In November, BP announced that it had added two drilling rigs to the deepwater Gulf of Mexico, bringing its fleet to a company record nine rigs as it continues to develop its strong portfolio of assets in the region.

One of the rigs, a new ultra-deepwater drillship known as the West Auriga, is under long-term contract to BP from Seadrill Ltd. The vessel can operate in up to 12,000 ft (3,658 m) of water and is doing development drilling at BP's Thunder Horse field.

The other is a reconstructed drilling rig on BP's Mad Dog production platform. It replaces the original rig on the platform that was badly damaged and left inoperable by Hurricane Ike in 2008. With the new, state-of-the art rig, the platform recently resumed development drilling at the massive Mad Dog field complex.

BP says it anticipates investing on average at least $4 billion in the GoM each year for the next decade. The company plans to concentrate future activity and investment in the Gulf on growth opportunities around its four major operated production hubs - Thunder Horse, Na Kika, Atlantis, and Mad Dog - and three non-operated production hubs - Mars, Ursa, and Great White - in the deepwater, as well as on significant exploration and appraisal opportunities in the Paleogene and lsewhere.

BP also is advancing a pipeline of future development projects in the deepwater Gulf. In April, the company started up the Atlantis North expansion, the first of seven additional wells to be tied back to the existing Atlantis platform. At Na Kika, another field expansion is planned, following the successful startup last year of the Galapagos development, a subsea tieback to the Na Kika production facility. BP is pursuing plans for a second phase of the Mad Dog field.

The uptick in drilling activity has resulted in a number of deepwater discoveries, including Shell's over 100 MMboe discovery at the Vicksburg prospect at DeSoto Canyon block 393. Shell says the discovery would add to the 500 MMboe of potentially recoverable resources already found at the nearby Appomattox discovery.

Successful exploration of the Lower Tertiary has led to several large discoveries; and that, along with new technologies that enable such reserves to be developed, is part of the reason why the market is growing so quickly. One analyst estimates that as many as 20 wells may be needed for each large discovery, and that as much as $16 billion may be spent on adding new rigs to meet the increased drilling demand by 2015.

The Lower Tertiary play is also expected to drive long-term production growth in the deepwater Gulf, with an expected $50 billion in development capital expenditure to be spent through 2020, according to Wood Mackenzie.

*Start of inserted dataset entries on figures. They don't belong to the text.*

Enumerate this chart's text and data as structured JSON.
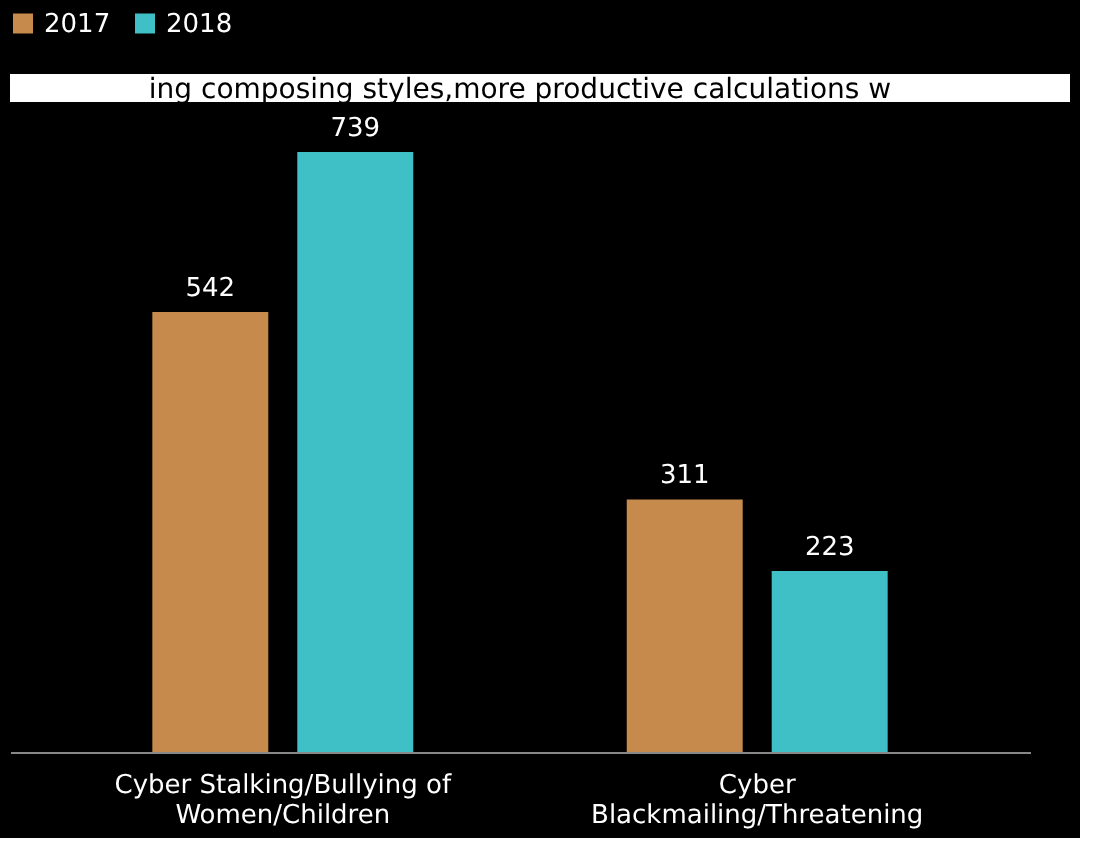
{
  "chart_data": {
    "type": "bar",
    "categories": [
      "Cyber Stalking/Bullying of Women/Children",
      "Cyber Blackmailing/Threatening"
    ],
    "series": [
      {
        "name": "2017",
        "color": "#c68a4c",
        "values": [
          542,
          311
        ]
      },
      {
        "name": "2018",
        "color": "#3ec0c6",
        "values": [
          739,
          223
        ]
      }
    ],
    "data_labels": true,
    "legend": "top",
    "grid": false,
    "annotations": [
      "ing composing styles,more productive calculations w"
    ]
  }
}
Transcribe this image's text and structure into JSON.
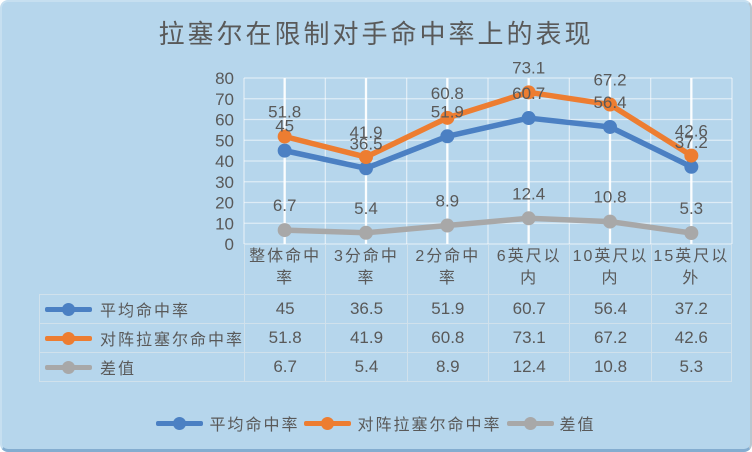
{
  "colors": {
    "background": "#b6d6ec",
    "text": "#595959",
    "grid_major": "rgba(255,255,255,0.95)",
    "grid_minor": "rgba(255,255,255,0.55)"
  },
  "chart_data": {
    "type": "line",
    "title": "拉塞尔在限制对手命中率上的表现",
    "categories": [
      "整体命中率",
      "3分命中率",
      "2分命中率",
      "6英尺以内",
      "10英尺以内",
      "15英尺以外"
    ],
    "series": [
      {
        "name": "平均命中率",
        "color": "#4b80c3",
        "values": [
          45,
          36.5,
          51.9,
          60.7,
          56.4,
          37.2
        ]
      },
      {
        "name": "对阵拉塞尔命中率",
        "color": "#ed7d31",
        "values": [
          51.8,
          41.9,
          60.8,
          73.1,
          67.2,
          42.6
        ]
      },
      {
        "name": "差值",
        "color": "#a8a8a8",
        "values": [
          6.7,
          5.4,
          8.9,
          12.4,
          10.8,
          5.3
        ]
      }
    ],
    "ylim": [
      0,
      80
    ],
    "yticks": [
      0,
      10,
      20,
      30,
      40,
      50,
      60,
      70,
      80
    ],
    "grid": true,
    "legend_position": "bottom",
    "data_labels_shown": true,
    "data_table_shown": true,
    "xlabel": "",
    "ylabel": ""
  }
}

The forecasting firm estimated that Lower Tertiary production in 2013 would be 113,000 boe/d, roughly 8% of regional production. By 2028, the play's production will outgrow the current leading subsalt Miocene play to roughly 41% of regional production, or 533,000 boe/d.

The Lower Tertiary play was first deemed commercial in 2002 following Shell's Great White (AC 857) discovery. Since then, a total of 15 commercial discoveries have been made, amounting to recoverable reserves of over 4 Bboe.

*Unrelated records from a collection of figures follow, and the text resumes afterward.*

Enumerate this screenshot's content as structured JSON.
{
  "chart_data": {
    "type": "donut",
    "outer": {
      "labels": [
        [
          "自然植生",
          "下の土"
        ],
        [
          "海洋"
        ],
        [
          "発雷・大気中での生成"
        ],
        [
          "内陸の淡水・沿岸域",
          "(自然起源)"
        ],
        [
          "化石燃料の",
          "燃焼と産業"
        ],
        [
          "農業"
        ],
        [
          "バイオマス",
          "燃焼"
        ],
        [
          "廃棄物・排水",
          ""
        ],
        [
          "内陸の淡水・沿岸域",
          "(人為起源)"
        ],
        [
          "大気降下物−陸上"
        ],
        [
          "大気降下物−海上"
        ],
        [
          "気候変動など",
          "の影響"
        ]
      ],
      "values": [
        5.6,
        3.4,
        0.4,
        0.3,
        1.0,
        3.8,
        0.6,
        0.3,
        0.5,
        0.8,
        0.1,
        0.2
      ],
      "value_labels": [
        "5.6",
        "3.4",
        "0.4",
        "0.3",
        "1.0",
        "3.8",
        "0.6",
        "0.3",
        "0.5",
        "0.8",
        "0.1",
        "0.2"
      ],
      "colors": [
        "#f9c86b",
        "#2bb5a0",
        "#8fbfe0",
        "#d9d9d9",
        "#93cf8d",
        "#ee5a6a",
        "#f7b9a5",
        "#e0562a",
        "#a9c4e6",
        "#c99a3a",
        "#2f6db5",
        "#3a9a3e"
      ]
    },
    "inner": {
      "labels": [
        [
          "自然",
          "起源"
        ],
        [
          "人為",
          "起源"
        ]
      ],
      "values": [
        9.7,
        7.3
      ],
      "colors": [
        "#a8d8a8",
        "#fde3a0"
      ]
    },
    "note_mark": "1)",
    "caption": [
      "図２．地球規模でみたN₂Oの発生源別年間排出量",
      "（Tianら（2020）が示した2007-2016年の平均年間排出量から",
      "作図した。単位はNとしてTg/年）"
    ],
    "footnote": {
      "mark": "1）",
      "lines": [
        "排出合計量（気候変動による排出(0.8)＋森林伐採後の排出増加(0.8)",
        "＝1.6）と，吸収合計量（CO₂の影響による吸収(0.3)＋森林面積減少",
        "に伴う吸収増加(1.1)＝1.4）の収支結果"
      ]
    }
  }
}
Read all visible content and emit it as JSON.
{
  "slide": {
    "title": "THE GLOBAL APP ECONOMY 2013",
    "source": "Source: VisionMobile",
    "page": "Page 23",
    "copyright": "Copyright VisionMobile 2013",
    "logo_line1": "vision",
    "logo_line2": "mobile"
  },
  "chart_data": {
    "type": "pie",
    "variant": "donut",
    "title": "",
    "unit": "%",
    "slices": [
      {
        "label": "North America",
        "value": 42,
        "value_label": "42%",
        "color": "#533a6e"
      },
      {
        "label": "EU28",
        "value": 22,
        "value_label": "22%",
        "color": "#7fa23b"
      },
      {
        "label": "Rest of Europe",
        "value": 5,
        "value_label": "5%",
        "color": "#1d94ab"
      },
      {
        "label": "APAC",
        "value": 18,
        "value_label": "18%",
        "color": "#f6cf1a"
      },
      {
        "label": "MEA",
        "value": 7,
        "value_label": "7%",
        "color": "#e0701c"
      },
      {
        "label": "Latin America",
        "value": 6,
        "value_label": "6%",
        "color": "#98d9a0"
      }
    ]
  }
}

Wood Mackenzie expects operators to continue to map the extent of the Lower Tertiary play. Anadarko's Nansen Deep prospect could prove significant if commercial quantities of hydrocarbons are found, and BP's project at Gila is believed to be on trend with the massive Tiber discovery.

Oil production from the GoM will get a big boost if the production facilities currently scheduled to start-up through 2016 come onstream.

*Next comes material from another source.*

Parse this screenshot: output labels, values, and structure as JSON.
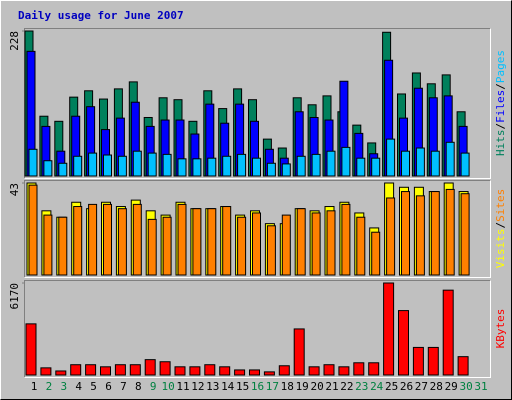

Seven platforms with a total production capacity of 715,000 b/d of oil are working toward first production, according to a Reuters tally. This would bring GoM total production to 2 MMb/d if the current 1.3 MMb/d holds.

In its count, Reuters noted that in 2014 Exxon Mobil plans to connect the Hadrian South field to Anadarko Petroleum's Lucius platform while deciding whether to build a platform at Hadrian North. BP should connect new Atlantis North wells to its Atlantis platform this year.

The platforms reported to be coming onstream through 2016 include Chevron's Jack/St. Malo and Big Foot; Shell's Olympus; Anadarko's Lucius and Heidelberg; Hess's Tubular Bells; and LLOG's Delta House.